Edmund James Banfield's collection [ 4 books ]
This book contain collection of 4 Books.
1. The Confessions of a Beachcomber 
2. My Tropic Isle 
3. Tropic Days 
4. Last Leaves from Dunk Island 
About the Author
Edmund James Banfield
BANFIELD, EDMUND JAMES (1852-1923), author and naturalist, was born on 4 September 1852 at Toxteth Park, Liverpool, England, son of Jabez Walter Banfield (1820-1899), printer, and his wife Sarah Ann, née Smith. Jabez had served his apprenticeship with a Liverpool printer, but migrated to Victoria in 1852 and followed the gold rushes. On 20 November 1854 his family sailed in the Indian Queen to join him. A founding partner in the Maryborough and Dunolly Advertiser, Jabez moved to Ararat in 1857 and started the Ararat Advertiser; it was owned by the family until the 1960s. He became a leading local citizen: treasurer to the borough council and the hospital board of management for some thirty-five years, magistrate, churchwarden and lay preacher, secretary to the cemetery trustees, and popular public reciter and reader of Dickens, Shakespeare and other classic authors.
Educated at an Ararat church-school, Edmund became a reporter and printer's assistant for his father, relaxing on weekend natural history trips in the Grampians.
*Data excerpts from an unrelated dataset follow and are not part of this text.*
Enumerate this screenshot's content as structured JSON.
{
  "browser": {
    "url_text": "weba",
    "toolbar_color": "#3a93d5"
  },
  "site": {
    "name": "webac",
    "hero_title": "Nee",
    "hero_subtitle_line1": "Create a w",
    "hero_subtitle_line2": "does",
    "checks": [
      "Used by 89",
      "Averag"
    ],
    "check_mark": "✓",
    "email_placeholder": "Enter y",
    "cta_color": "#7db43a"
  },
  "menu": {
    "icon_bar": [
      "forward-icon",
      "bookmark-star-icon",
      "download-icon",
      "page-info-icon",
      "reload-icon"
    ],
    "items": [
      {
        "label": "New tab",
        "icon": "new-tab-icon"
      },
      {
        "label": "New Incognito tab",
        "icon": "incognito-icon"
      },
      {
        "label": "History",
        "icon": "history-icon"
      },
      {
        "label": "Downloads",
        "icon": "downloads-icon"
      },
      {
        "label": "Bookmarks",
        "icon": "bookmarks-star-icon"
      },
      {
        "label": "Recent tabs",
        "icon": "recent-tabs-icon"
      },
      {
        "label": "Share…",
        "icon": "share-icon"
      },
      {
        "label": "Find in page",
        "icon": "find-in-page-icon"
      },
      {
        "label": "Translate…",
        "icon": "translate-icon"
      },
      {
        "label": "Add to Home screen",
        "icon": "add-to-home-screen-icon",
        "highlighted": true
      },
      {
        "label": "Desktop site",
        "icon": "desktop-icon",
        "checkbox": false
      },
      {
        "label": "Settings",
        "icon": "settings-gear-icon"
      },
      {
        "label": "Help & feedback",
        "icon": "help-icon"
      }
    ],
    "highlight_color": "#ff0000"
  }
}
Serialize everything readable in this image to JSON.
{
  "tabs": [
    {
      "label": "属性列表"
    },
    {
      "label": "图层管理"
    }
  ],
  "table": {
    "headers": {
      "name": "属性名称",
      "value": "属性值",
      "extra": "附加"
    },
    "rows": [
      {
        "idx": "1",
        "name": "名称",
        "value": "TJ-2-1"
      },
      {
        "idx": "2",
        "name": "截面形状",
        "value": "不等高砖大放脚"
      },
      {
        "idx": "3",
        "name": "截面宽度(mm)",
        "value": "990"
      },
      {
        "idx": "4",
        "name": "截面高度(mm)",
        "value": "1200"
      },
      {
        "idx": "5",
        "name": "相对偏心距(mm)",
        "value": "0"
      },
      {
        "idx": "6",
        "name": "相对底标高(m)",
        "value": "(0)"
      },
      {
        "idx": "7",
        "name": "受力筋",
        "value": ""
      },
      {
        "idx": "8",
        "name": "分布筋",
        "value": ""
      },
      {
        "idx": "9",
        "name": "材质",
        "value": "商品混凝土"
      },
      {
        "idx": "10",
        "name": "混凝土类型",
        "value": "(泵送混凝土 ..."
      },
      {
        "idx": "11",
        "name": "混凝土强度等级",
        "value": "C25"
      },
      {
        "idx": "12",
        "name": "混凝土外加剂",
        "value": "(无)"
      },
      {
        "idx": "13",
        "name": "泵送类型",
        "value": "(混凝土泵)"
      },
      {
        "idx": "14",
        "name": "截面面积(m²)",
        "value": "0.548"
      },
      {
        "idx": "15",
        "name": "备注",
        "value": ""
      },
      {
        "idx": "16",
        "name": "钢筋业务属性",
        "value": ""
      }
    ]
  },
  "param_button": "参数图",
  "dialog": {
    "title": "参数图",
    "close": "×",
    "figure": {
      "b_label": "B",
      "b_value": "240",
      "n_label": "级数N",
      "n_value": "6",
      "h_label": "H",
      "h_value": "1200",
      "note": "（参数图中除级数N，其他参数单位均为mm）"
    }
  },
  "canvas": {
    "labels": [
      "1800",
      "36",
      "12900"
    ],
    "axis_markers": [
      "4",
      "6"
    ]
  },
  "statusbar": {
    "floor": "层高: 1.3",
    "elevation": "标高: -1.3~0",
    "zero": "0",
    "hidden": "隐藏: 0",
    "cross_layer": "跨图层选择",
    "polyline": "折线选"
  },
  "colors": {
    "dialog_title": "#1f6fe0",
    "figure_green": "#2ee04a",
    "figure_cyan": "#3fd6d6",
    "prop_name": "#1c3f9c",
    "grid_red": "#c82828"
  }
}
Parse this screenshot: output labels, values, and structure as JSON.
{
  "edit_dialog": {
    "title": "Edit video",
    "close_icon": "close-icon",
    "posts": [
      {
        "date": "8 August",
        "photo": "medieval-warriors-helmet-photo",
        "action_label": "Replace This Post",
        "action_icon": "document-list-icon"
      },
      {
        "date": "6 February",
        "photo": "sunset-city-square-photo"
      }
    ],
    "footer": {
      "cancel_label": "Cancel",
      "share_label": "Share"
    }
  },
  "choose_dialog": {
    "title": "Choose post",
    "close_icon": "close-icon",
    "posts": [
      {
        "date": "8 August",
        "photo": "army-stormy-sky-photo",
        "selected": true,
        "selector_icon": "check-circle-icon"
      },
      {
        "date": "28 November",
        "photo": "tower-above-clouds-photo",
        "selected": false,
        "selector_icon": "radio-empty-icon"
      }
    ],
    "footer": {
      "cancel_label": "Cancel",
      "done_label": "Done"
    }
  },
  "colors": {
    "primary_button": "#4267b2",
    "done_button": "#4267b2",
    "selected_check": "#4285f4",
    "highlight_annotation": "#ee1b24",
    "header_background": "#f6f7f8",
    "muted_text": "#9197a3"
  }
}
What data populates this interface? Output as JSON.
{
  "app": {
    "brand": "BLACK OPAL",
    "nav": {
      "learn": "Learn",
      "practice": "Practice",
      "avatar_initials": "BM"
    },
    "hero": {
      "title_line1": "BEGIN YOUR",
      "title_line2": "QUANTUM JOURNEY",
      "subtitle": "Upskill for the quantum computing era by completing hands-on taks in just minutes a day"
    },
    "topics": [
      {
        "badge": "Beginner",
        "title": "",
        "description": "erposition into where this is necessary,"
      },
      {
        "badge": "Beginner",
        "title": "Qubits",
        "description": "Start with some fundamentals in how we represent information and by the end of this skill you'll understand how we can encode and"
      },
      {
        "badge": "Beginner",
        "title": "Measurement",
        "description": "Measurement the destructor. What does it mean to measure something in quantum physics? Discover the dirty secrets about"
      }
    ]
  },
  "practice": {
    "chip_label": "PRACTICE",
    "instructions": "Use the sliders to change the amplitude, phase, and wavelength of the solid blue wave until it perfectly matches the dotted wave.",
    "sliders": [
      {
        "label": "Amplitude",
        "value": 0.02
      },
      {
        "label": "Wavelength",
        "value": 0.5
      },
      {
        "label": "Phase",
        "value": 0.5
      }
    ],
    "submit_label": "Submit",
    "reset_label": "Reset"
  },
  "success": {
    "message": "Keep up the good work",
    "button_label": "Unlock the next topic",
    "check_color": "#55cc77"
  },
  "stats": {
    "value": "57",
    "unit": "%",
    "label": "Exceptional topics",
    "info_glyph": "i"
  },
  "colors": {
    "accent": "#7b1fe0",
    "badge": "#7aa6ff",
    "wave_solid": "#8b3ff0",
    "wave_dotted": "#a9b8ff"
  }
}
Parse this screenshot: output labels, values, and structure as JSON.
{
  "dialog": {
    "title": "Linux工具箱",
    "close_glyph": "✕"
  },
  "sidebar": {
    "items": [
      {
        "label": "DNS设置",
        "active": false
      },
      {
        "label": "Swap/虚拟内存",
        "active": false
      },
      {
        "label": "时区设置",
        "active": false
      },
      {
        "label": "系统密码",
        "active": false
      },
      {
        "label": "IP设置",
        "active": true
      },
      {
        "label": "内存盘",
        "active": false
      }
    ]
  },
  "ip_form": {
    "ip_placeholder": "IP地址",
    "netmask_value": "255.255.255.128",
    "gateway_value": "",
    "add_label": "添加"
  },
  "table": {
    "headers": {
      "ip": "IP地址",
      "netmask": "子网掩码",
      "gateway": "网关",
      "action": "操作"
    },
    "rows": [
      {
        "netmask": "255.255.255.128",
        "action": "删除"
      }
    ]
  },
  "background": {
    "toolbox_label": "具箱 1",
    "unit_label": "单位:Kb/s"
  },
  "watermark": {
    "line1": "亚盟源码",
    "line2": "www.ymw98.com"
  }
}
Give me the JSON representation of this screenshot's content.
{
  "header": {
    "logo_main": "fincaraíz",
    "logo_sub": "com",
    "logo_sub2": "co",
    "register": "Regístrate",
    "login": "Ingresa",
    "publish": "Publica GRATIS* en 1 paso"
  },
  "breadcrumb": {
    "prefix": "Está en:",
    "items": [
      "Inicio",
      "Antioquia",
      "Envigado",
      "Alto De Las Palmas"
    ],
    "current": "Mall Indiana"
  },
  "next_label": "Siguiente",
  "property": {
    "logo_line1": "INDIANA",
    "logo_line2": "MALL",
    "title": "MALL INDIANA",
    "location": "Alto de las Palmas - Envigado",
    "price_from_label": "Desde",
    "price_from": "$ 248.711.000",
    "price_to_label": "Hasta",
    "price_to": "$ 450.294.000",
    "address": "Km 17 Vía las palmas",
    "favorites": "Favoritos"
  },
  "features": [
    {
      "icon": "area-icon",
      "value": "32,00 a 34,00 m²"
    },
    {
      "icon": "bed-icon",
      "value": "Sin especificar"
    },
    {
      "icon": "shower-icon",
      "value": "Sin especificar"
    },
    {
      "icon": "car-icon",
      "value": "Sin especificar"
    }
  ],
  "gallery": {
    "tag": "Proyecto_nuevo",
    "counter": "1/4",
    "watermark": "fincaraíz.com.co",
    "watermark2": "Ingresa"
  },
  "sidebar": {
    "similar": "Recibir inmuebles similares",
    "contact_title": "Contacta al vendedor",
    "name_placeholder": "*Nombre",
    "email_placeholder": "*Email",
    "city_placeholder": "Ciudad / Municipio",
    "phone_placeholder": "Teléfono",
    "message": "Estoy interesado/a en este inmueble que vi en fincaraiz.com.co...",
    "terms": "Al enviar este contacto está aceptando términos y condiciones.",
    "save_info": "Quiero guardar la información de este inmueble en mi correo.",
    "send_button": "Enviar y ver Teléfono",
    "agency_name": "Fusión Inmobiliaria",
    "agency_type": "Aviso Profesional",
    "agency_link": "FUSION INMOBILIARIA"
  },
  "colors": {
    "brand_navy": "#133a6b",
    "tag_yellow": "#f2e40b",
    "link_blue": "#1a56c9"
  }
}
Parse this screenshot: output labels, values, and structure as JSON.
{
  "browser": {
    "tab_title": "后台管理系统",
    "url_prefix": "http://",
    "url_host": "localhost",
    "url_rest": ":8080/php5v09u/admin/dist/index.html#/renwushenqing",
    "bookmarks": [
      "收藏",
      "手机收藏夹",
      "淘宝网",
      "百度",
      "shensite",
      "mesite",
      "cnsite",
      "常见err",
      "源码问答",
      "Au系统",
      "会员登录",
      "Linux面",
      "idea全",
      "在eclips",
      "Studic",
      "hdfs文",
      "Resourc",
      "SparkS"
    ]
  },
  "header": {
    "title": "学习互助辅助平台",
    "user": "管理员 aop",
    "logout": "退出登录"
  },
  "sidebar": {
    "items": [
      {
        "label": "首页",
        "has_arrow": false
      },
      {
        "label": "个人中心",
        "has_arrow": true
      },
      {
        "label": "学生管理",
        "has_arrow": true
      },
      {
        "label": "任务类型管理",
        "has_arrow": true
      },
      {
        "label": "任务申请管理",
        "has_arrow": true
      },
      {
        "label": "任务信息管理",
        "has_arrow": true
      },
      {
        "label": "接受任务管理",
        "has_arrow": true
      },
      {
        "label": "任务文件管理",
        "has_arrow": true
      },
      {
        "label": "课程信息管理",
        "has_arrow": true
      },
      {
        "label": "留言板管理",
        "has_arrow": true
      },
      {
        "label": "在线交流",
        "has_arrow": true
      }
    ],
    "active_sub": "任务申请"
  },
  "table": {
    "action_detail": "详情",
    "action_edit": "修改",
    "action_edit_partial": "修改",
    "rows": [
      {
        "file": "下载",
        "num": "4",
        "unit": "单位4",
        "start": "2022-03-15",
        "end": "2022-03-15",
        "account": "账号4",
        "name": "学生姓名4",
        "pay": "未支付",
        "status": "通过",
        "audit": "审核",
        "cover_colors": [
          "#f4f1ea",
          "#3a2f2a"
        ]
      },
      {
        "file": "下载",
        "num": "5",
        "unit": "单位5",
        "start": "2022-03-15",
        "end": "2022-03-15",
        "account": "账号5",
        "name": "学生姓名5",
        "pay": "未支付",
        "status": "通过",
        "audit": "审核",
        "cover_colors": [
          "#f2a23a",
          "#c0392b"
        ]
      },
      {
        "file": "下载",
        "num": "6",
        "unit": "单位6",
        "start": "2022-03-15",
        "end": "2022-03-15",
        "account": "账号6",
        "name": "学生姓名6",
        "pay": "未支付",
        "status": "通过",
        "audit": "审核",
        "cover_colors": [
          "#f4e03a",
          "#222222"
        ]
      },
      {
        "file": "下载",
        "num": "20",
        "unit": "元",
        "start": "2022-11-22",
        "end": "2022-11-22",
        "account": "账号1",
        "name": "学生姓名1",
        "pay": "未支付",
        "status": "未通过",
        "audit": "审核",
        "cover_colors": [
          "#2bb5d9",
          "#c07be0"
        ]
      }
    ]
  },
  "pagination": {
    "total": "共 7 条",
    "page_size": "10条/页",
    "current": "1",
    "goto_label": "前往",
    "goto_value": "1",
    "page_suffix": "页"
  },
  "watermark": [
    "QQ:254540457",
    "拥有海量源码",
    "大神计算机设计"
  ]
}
In the 1870s he worked on the Melbourne Age and the Sydney Daily Telegraph, and in 1882 became reporter and sub-editor with the Townsville Daily Bulletin in Queensland. In 1884, probably with the backing of Burns Philp & Co., he travelled to England; while there an eye injured in childhood was removed, and he met Bertha Golding, who migrated to Townsville to marry him on 3 August 1886 at St James' Anglican Church. He had published The Torres Straits Route from Queensland to England in Townsville in 1885.
Banfield reported Robert Philp on his first election campaign in 1886, and in 1890 organized fund-raising functions for the North Queensland separation movement. Although he took professional responsibilities seriously, he felt that he lacked 'those qualities which make for dutiful citizenship' and was enraged by political, professional and personal wrongs, real and imagined. He camped with friends on Dunk Island near Tully and in September 1896 applied for a thirty-year lease of part of the island. Diagnosed as tubercular and in nervous collapse, he resigned from the North Queensland Newspaper Co. and, partly blind, with a palsied hand and a deaf wife, settled on Dunk Island from 28 September 1897.